USA, Jeff Garlin
You know — or should know — John Waters as the director of some of
the dirtiest low-art movies ever made. If Pink Flamingos, Polyester
and Female Trouble aren’t in your repertoire, it’s high time to update
the Netflix queue. But Waters is also an able speaker; his lectures
are more like stand-up comedy routines as he skewers typical film
assumptions and conventions while extolling the virtues of society’s
As a representation of his speaking performance, This Filthy World is
quite good. The stage set is minimal, as are cuts away to the
audience, and Waters looks perfect in his late-model Addams Family/child molester mode.
But Filthy isn’t a slam dunk. While all the material is technically
‘new’, for the Waters fan there’s not a lot of surprise in store. It’s
like sitting in on a lecture given by an old friend, more comforting
and familiar than deeply satisfying. You might not know every Divine
story he tells or be familiar with the mondo film history he relates,
but the general feel, the overall vibe, feels very controlled and, if
not predictable, then at least dependable.

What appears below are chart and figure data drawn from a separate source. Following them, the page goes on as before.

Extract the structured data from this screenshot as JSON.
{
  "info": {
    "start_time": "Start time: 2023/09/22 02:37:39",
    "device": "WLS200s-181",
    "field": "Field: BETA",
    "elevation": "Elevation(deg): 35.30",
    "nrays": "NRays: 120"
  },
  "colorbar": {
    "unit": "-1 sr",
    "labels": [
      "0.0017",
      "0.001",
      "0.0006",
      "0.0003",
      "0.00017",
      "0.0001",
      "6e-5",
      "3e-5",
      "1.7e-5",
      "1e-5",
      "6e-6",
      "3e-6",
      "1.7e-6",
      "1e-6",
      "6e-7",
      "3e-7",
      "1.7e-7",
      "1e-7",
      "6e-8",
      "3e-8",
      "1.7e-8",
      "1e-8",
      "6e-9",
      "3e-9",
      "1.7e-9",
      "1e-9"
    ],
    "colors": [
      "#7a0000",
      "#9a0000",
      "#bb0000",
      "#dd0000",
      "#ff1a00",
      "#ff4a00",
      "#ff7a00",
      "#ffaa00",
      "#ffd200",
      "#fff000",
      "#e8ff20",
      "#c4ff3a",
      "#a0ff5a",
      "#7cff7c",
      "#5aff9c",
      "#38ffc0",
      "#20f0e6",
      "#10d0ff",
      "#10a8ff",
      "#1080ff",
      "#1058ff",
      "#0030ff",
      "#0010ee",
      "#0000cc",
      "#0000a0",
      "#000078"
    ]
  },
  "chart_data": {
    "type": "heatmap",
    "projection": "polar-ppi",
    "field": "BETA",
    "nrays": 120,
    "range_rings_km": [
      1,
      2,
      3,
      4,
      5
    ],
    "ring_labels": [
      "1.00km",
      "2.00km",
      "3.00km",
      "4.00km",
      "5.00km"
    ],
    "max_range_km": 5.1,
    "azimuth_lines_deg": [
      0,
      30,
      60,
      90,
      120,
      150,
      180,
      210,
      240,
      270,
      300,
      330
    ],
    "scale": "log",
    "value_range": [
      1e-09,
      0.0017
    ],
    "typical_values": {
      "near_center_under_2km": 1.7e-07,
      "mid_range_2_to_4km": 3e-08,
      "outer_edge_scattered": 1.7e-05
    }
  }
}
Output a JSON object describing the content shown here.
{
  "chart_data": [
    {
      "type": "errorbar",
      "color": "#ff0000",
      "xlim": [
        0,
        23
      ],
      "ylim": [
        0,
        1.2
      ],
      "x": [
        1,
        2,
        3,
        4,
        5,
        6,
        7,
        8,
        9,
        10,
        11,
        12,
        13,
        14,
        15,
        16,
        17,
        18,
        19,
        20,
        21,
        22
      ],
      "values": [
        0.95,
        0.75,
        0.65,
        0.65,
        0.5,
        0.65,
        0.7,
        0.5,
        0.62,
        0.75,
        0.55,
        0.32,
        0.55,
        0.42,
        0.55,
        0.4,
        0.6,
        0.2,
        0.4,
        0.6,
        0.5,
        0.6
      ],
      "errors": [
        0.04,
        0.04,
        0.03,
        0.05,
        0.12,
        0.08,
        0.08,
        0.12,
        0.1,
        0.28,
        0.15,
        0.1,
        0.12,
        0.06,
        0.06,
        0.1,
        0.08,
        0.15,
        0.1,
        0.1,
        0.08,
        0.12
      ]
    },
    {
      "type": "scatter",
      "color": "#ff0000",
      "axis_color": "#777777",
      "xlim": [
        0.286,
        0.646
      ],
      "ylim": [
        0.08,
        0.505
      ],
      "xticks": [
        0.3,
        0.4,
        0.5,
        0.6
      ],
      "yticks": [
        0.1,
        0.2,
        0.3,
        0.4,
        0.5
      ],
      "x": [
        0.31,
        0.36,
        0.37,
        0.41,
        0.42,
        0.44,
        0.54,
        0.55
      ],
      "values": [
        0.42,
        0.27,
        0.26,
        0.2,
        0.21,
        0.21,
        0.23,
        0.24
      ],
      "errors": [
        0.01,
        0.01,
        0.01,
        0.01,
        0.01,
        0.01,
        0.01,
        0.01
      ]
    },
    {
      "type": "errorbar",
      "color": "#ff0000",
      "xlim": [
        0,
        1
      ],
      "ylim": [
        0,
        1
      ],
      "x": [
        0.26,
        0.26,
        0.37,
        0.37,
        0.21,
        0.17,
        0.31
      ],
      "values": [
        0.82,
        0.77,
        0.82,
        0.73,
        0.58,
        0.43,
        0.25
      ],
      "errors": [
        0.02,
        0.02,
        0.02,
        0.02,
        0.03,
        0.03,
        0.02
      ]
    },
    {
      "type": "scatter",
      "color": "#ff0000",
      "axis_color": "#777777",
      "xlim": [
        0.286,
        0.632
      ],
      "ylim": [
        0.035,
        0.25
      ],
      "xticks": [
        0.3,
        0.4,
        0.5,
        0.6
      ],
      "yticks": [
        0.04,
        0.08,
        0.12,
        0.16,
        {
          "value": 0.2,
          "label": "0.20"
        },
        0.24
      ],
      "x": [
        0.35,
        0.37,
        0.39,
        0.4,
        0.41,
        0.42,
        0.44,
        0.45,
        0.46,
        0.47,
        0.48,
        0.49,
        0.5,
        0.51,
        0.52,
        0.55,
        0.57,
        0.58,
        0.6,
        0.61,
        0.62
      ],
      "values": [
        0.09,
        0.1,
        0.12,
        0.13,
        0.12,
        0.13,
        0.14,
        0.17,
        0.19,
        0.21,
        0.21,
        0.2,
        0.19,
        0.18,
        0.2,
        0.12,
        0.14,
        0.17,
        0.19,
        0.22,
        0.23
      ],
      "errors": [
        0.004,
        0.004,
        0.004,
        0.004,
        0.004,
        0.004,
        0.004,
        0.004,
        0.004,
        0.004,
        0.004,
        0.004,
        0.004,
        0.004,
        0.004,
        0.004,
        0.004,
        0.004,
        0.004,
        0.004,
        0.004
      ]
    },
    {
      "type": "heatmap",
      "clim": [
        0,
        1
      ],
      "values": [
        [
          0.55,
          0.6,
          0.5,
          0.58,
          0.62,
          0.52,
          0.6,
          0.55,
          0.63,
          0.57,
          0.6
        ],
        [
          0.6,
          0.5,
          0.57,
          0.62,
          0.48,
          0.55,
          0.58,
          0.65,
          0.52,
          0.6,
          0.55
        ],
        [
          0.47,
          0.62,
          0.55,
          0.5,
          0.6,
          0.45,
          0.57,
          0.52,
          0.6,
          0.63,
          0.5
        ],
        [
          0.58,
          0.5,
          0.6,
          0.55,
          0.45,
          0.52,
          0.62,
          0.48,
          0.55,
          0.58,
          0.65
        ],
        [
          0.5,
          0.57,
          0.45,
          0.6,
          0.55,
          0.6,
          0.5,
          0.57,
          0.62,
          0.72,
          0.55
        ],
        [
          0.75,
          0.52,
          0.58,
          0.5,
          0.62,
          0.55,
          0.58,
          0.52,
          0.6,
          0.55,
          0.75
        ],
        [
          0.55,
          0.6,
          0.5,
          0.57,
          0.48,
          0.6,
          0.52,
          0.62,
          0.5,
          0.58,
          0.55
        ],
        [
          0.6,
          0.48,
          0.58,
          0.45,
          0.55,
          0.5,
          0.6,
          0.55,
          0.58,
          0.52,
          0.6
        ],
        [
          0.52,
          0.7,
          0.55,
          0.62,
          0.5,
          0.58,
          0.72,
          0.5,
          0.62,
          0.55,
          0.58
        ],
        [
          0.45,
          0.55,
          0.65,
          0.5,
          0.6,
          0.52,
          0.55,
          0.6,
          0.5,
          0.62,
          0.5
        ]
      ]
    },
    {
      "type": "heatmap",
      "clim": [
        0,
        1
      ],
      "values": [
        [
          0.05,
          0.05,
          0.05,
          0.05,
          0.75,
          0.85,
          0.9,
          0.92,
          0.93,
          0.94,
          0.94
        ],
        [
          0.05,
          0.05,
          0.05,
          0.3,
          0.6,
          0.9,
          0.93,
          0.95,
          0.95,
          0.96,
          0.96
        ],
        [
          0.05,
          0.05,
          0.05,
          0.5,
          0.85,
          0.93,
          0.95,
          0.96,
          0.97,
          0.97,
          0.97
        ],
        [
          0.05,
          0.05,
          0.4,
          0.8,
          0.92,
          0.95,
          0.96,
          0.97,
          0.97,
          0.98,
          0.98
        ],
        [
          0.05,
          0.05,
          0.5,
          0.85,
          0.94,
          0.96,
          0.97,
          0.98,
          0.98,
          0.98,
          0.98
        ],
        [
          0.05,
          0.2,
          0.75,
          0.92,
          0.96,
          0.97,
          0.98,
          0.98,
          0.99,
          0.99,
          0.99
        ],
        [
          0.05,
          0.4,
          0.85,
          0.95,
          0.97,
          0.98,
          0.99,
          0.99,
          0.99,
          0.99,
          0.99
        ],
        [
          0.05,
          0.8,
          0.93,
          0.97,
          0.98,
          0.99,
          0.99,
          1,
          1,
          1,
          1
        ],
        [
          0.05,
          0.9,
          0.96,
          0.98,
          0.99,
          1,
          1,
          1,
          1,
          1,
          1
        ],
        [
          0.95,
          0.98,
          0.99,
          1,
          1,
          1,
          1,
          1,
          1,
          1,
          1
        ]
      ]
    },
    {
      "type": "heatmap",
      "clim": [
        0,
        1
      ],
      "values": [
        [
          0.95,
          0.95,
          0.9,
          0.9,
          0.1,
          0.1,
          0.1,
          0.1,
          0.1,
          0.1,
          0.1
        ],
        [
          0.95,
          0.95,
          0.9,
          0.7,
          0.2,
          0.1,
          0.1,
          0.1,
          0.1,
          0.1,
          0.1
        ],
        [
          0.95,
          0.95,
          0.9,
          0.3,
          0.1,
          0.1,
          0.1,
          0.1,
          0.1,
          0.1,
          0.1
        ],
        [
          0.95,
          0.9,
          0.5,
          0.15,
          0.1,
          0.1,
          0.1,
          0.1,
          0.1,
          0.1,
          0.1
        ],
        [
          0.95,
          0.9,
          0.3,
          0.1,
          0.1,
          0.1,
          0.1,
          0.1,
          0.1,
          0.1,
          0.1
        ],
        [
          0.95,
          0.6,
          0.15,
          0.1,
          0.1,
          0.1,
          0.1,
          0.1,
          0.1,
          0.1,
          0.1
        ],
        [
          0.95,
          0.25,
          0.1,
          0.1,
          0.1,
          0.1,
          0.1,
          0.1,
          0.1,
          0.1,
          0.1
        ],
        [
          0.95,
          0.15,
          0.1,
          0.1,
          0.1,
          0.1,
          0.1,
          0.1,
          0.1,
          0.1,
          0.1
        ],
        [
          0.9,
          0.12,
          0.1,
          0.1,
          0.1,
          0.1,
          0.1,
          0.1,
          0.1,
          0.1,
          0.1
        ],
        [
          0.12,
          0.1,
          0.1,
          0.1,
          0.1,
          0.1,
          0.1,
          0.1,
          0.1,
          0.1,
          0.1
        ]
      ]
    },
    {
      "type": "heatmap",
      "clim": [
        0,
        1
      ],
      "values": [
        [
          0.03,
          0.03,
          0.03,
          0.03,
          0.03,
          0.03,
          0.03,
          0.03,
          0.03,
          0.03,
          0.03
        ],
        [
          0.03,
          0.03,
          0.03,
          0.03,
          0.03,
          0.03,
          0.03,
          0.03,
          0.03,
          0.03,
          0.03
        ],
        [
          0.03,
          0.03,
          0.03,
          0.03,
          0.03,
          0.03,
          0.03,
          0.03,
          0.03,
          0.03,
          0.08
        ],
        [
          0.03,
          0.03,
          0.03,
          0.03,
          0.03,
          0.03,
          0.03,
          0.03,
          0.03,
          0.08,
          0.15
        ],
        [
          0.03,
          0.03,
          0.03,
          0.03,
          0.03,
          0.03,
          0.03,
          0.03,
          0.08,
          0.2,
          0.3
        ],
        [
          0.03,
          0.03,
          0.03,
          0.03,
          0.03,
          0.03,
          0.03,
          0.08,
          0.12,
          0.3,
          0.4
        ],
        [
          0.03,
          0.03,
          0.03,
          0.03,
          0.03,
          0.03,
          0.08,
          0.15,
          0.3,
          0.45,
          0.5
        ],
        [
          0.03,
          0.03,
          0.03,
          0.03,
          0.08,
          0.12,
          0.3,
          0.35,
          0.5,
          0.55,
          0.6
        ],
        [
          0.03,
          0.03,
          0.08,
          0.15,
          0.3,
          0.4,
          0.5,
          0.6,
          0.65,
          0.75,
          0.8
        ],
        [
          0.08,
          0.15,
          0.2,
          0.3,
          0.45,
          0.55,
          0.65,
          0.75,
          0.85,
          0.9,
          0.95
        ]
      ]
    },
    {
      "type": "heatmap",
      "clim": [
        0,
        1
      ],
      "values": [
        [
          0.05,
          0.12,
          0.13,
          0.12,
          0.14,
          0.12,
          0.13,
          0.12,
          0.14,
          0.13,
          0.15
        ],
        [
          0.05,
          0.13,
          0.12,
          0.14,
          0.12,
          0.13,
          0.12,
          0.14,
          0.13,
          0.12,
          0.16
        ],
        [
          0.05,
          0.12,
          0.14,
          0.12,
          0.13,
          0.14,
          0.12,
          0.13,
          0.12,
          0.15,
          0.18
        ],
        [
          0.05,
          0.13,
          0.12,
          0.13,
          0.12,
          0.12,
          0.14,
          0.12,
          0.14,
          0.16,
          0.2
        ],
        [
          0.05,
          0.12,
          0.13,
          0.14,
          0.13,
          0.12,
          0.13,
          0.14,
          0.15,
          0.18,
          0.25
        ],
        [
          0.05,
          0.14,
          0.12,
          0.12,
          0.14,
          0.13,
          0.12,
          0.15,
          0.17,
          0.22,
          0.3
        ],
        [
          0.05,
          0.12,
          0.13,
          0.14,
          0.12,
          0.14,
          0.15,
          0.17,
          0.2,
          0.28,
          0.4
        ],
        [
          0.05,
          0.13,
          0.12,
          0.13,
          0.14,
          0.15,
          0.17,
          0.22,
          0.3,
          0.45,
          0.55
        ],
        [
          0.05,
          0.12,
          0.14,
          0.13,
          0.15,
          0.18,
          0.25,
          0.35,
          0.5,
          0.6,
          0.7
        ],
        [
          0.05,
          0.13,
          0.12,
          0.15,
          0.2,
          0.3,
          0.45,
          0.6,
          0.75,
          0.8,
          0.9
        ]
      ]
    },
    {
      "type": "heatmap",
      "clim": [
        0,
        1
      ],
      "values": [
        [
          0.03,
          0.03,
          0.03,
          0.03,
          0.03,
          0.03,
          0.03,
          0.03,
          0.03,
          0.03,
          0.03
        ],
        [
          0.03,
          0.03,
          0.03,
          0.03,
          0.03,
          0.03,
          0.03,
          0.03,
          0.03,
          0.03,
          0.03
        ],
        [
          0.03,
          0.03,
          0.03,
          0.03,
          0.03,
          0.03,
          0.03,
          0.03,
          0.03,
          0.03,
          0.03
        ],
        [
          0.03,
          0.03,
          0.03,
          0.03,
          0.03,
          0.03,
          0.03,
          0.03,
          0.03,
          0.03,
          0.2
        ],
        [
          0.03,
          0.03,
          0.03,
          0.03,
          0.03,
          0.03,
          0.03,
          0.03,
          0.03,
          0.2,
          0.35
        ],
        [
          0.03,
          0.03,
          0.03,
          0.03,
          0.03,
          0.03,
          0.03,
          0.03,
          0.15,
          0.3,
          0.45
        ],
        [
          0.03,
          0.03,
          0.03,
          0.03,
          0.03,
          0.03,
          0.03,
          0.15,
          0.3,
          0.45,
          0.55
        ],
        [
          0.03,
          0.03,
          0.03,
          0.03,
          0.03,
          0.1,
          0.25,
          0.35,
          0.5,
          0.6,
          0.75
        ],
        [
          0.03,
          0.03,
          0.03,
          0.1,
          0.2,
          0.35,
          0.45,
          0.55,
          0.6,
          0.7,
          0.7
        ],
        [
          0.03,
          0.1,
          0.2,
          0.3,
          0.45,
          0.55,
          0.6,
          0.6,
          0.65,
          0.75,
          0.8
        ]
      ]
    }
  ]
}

No surprise, I suppose. John Waters has been around; his persona has
solidified like an old stain. He isn’t about evolution. If anything,
Waters represents de-evolution in the same way DEVO meant to all those
years ago. But the world isn’t kind to people like that. It seeks to
undermine the underminers, and This Filthy World proves that the best
of us can be processed.
Like the thrift store clothes he reminisces about stealing, Waters has
been left behind by a culture that has begun to internalize porn and
filth through the internet and the cinema he influenced. He’s become a
Grand Dame of filth, and while I hold the utmost respect for everything that means, at times I wanted the less refined taboo
breaker of old to cut through the mannered speech and fling dildos
into the eyes of every uptight college kid in the audience.